Behav Genet. 2017 May;47(3):345-359. doi: 10.1007/s10519-017-9842-6. Epub 2017 Mar 15.
Improving the accuracy of phenotyping through the use of advanced psychometric tools will increase the power to find significant associations with genetic variants and expand the range of possible hypotheses that can be tested on a genome-wide scale. Multivariate methods, such as structural equation modeling (SEM), are valuable in the phenotypic analysis of psychiatric and substance use phenotypes, but these methods have not been integrated into standard genome-wide association analyses because fitting a SEM at each single nucleotide polymorphism (SNP) along the genome was hitherto considered to be too computationally demanding. By developing a method that can efficiently fit SEMs, it is possible to expand the set of models that can be tested. This is particularly necessary in psychiatric and behavioral genetics, where the statistical methods are often handicapped by phenotypes with large components of stochastic variance. Due to the enormous amount of data that genome-wide scans produce, the statistical methods used to analyze the data are relatively elementary and do not directly correspond with the rich theoretical development, and lack the potential to test more complex hypotheses about the measurement of, and interaction between, comorbid traits. In this paper, we present a method to test the association of a SNP with multiple phenotypes or a latent construct on a genome-wide basis using a diagonally weighted least squares (DWLS) estimator for four common SEMs: a one-factor model, a one-factor residuals model, a two-factor model, and a latent growth model. We demonstrate that the DWLS parameters and p-values strongly correspond with the more traditional full information maximum likelihood parameters and p-values. We also present the timing of simulations and power analyses and a comparison with and existing multivariate GWAS software package.
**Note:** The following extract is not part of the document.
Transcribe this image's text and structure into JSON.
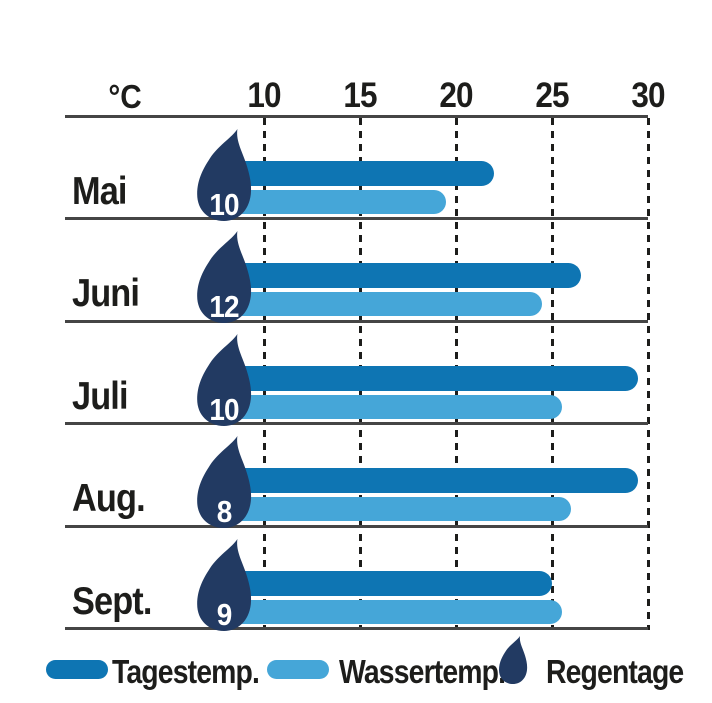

通过使用先进的心理测量工具提高表型分型的准确性,将增强发现与基因变异显著关联的能力,并扩展可在全基因组范围内进行检验的可能假设的范围。多变量方法,如结构方程模型(SEM),在精神疾病和物质使用表型的分析中很有价值,但这些方法尚未整合到标准的全基因组关联分析中,因为迄今为止,在基因组中每个单核苷酸多态性(SNP)处拟合SEM被认为计算量太大。通过开发一种能够有效拟合SEM的方法,有可能扩展可检验模型的集合。这在精神疾病和行为遗传学中尤为必要,因为在这些领域,统计方法常常受到具有大量随机方差成分的表型的限制。由于全基因组扫描产生的数据量巨大,用于分析数据的统计方法相对基础,与丰富的理论发展没有直接对应关系,并且缺乏检验关于共病特征的测量及其相互作用的更复杂假设的潜力。在本文中,我们提出了一种方法,使用对角加权最小二乘(DWLS)估计器,在全基因组范围内检验SNP与多种表型或潜在结构的关联,用于四种常见的SEM:单因素模型、单因素残差模型、双因素模型和潜在增长模型。我们证明DWLS参数和p值与更传统的完全信息最大似然参数和p值高度对应。我们还展示了模拟和功效分析的时间安排,以及与现有多变量全基因组关联研究软件包的比较。